Yıllardır görmediğiniz meslektaşlarınızla sanki dün birlikteymişsiniz gibi kaldığınız yerden sohbete devam edebilmek çok değerli.
Konuşmalar sırasında fark ettim ki, bir “biz” varsa Kocaeli basını olarak bir de “öteki” oluşmuş. Tüm sohbetler dönüp dolaşıp o “öteki”ne geliyor.
Kocaeli basınının ötekisi Faruk Bostan ve avanesi olmuş. Bünyeye girmiş bir virüs gibi bahsediliyordu bu çevreden.
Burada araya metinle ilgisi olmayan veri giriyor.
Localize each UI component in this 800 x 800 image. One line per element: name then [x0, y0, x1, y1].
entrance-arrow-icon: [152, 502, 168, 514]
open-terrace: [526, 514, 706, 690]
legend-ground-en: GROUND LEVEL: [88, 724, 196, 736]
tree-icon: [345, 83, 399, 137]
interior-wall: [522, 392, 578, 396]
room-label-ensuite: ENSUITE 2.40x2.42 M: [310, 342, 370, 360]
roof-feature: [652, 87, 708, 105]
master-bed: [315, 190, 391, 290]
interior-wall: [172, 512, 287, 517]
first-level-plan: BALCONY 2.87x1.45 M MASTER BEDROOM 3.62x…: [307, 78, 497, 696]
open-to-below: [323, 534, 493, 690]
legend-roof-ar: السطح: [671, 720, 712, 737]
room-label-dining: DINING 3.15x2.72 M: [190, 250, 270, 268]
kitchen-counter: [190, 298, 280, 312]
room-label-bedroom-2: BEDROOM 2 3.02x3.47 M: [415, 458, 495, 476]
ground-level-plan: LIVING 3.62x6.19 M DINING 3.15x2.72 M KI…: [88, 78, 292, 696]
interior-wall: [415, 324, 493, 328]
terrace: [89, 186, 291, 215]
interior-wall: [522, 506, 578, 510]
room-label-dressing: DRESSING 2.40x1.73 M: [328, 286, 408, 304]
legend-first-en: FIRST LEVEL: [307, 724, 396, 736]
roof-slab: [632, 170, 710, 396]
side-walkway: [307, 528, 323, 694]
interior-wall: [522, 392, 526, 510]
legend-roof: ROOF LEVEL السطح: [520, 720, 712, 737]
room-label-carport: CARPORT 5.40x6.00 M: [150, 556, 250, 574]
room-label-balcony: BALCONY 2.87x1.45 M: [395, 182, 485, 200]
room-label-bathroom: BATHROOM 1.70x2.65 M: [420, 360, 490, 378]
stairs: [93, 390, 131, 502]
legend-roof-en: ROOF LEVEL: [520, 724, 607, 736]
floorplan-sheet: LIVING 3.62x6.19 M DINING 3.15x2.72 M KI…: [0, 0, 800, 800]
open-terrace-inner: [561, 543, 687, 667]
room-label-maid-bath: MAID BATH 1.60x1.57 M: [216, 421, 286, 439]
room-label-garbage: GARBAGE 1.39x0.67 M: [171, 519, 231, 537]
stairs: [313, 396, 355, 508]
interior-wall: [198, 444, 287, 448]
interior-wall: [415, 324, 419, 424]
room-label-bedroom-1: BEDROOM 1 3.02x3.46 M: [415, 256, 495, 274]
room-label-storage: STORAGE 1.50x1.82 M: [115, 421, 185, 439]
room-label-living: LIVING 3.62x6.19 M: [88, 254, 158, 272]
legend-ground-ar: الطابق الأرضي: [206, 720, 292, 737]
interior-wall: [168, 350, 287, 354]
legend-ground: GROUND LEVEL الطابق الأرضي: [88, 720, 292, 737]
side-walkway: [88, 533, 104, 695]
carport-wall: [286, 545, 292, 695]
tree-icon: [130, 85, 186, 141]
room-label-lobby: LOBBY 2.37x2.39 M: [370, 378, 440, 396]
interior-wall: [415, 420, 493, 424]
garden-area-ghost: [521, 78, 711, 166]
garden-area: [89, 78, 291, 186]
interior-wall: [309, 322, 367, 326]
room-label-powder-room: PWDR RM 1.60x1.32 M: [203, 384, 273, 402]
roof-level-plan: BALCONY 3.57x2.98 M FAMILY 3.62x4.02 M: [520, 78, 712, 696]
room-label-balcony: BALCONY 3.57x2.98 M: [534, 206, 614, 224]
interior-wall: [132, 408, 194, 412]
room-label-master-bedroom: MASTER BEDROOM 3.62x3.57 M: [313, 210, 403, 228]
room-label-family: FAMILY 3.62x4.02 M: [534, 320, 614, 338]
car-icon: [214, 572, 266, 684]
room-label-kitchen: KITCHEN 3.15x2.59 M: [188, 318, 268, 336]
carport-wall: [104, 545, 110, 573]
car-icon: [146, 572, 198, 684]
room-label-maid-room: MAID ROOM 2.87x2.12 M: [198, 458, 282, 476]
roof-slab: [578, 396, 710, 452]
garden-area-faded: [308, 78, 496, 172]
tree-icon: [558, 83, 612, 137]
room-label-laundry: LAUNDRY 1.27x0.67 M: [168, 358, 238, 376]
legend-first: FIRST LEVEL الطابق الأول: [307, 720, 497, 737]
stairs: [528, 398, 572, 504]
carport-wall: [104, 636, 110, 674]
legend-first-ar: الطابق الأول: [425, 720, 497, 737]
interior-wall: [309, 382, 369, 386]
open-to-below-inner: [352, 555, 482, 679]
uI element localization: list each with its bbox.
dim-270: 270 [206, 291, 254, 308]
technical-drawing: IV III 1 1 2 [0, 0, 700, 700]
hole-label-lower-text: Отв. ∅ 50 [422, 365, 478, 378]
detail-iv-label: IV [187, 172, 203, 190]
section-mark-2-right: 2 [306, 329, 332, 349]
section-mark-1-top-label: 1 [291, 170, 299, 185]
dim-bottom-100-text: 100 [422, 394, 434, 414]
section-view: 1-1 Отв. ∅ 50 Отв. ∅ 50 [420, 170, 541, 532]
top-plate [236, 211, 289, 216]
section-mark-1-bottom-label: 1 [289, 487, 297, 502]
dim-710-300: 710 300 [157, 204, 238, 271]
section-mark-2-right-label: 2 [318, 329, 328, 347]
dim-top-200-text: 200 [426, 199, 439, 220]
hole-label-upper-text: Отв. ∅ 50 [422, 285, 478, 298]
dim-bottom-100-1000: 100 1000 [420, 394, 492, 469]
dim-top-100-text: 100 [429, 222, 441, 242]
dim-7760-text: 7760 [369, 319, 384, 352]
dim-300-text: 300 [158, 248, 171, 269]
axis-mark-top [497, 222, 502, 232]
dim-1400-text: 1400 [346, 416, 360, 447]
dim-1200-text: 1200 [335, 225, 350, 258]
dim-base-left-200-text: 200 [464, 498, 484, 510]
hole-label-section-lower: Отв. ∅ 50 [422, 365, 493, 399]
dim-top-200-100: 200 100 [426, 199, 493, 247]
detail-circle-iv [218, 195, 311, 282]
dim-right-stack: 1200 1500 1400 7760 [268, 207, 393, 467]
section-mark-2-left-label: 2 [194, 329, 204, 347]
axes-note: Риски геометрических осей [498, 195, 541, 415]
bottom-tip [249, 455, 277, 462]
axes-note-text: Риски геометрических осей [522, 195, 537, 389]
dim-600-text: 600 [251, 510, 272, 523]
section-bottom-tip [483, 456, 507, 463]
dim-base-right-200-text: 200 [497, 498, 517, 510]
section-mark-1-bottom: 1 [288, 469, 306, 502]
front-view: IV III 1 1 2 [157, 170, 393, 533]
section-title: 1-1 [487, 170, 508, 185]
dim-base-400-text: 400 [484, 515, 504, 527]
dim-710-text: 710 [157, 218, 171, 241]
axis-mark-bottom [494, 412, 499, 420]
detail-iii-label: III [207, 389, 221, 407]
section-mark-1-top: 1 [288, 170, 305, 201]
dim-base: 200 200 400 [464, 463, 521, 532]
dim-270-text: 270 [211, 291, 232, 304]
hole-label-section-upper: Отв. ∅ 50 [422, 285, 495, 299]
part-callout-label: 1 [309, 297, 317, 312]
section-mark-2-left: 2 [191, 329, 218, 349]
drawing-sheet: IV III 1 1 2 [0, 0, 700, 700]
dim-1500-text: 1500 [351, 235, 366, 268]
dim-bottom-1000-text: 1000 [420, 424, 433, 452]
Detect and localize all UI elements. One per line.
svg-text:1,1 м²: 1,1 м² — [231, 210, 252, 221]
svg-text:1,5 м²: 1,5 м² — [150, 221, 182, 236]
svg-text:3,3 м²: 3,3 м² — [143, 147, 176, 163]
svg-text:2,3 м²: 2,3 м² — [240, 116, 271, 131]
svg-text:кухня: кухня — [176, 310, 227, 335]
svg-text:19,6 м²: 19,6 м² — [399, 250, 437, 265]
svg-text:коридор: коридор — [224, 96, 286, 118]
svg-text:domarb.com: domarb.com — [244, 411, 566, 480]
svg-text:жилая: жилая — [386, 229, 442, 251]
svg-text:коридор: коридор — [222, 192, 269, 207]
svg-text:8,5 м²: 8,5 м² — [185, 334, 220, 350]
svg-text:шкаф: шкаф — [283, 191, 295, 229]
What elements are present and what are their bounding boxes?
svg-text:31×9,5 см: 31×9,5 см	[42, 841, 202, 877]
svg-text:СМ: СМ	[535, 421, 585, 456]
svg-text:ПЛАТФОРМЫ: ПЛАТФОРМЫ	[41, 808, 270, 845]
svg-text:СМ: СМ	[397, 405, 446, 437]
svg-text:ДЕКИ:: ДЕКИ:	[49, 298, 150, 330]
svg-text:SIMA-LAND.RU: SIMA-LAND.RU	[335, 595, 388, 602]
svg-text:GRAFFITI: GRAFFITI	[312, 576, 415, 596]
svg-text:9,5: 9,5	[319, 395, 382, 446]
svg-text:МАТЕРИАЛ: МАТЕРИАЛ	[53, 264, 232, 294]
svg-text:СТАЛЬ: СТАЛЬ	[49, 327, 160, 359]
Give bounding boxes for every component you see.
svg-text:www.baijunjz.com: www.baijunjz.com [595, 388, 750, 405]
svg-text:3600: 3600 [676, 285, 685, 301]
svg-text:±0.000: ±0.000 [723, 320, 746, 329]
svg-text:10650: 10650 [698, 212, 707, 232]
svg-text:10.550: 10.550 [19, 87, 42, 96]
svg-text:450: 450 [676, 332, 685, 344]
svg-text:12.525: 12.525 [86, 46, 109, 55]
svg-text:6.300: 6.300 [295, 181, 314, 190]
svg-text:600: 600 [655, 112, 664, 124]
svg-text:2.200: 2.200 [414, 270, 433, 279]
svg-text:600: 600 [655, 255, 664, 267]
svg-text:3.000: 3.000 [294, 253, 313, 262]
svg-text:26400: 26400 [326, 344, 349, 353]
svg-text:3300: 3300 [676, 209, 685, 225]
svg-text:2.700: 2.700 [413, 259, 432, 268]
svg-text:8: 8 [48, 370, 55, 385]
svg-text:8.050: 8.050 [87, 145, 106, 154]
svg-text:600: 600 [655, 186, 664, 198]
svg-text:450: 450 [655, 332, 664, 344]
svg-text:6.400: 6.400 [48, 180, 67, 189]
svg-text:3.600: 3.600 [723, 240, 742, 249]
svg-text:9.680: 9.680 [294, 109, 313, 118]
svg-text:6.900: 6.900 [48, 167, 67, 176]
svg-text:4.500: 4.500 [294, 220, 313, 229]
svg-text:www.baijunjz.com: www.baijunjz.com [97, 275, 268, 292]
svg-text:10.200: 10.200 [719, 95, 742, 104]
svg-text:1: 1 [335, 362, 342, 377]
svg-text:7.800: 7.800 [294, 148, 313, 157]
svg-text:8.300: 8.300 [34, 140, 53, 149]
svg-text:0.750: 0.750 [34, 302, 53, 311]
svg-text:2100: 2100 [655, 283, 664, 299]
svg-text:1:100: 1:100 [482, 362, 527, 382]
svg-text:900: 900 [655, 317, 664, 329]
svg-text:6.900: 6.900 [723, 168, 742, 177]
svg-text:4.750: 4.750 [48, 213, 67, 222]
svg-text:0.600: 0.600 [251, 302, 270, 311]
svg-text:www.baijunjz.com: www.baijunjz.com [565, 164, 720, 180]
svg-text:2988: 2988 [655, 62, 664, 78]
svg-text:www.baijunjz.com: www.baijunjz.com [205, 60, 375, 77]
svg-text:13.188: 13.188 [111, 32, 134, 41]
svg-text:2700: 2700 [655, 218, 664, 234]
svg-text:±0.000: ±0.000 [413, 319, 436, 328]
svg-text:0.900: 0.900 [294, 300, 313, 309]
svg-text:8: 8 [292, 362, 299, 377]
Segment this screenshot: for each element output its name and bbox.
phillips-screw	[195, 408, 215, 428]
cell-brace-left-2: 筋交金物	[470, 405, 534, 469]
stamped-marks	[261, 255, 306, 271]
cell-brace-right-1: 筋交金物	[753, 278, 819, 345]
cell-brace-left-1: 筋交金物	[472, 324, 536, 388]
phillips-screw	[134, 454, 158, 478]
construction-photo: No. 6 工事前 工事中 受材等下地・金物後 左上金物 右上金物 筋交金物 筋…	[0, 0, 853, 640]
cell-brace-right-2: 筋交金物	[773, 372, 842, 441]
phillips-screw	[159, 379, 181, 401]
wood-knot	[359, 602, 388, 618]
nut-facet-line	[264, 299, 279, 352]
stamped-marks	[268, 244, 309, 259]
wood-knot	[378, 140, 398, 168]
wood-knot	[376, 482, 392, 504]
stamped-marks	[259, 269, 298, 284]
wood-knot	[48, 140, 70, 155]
Kimi yüzünü buruşturarak, kimi müstehzi bir gülümsemeyle, kimi hak ettikleri sıfatları sayarak, bu tiplerin Kocaeli basınına verdiği zarardan dem vuruyordu.
Yerel basın mensubu olmak zaten zordur sevgili okurlar. Taşrada olmanın, en iyi teknolojilere ve çalışma şartlarına sahip olmamanın, yeteri kadar iyi maaş alamamanın, yeterli kurumsal ve yasal korumaya sahip olamamanın getirdiği zorluklardan bahsediyorum.
Bu dezavantajlar, sizin toplumda hak ettiğiniz saygıyı görmenizi de engelleyebiliyor. Basın mensubu olmak gibi şerefli bir görevi layıkıyla yerine getirmek için bin bir özveriyle çalışırken, maalesef ulusal medyadaki meslektaşlarınızın toplumsal statüsüne sahip olamıyorsunuz.
Bir de üstüne camianıza sızan ve kendini gazeteci olarak tanıtarak bin bir fırıldaklık yapan tipler ortaya çıkınca tadınız iyice kaçıyor.
Hayata pavyon kapılarında mendil satarak başlamak, kariyerini işportacılık, çaycılık ve vinççilikte yapmak ayıp değildir ama iki kelimeyi doğru yazamayan, üç kelimelik bir cümle kurmaktan aciz, oturmayı kalkmayı bilmeyen, ağzından çıkanı kulağı duymayan bir insan olarak gazeteciliğe soyunmanız ayıptan da öte, bizim gibi onuruyla mesleğini yapmaya çalışan emekçilere hakarettir sadece.
Şunu da söylemem gerekiyor: Faruk Bostan sadece gazetecilik yaptığını iddia ettiği için tepki toplamıyor, kendini “efsane gazeteci” ilan ettiği için de kimsenin gocunduğu yok.
Bizi asıl rahatsız eden mesleğimize sürülen leke, itibarımıza kan kaybettirmesi. Biz böyle şuurunu kaybetmiş tipler yüzünden mesleki onurumuzu yitirmek istemiyoruz. Adı her gün bir başka suçla anılan birinin “gazeteci” olarak tanınmasını sindiremiyoruz. Biz de vebal altında kalıyoruz çünkü.
Şerrini üstüne çekmek istemediği için kimse bunlarla muhatap olmuyor. İftiralarla, hakaretlerle, çirkin karalamalarla üzerinize geliyorlar çünkü. Kimse de bunlarla uğraşmak istemiyor tabii.
Bazı arkadaşlarım bana cesaretim yüzünden “Don Kişot” diyor. Bir de bana nasıl saldırdıklarını görseler, ne derler acaba?
Bana ettikleri hakaretleri görseniz yüzünüz kızarır, bir kadına nasıl böyle iğrenç sözler edebildiklerine inanamazsınız. Faruk Bostan ve avanesinin bildiğinizin çok ötesinde ucubeler olduğunu anlamanız için o hakaretleri görmeniz yeterli.
Her yerden engellememe rağmen gazetenin paneline yorum şeklinde her gün yeni pislikler döşenecek kadar alçalabiliyorlar. Ama savcı hepsini görüyor. Namusuyla mesleğini yapıp ekmek parası kazanan bir kadına ettikleri iğrenç hakaretlerin cezasını yargıdan alacaklar.
Dün Basın Onur Günü’ydü. Ben alnım açık bir şekilde işimin başındayım. Sadece kendilerini küçülten bu hakaretlerle beni üzebileceklerini, sinirlerimi bozabileceklerini sanıyorlarsa beni hiç tanımadıklarındandır.
Haklarındaki gerçekler ortaya çıktıkça ağızlarından köpükler saçarak bir Türk kadınına ağza alınmayacak küfürlerle saldıranlar sonunda kaybedecek.
Benim gibi korkusuz, başı dik, namuslu olanlar ise kazanacak!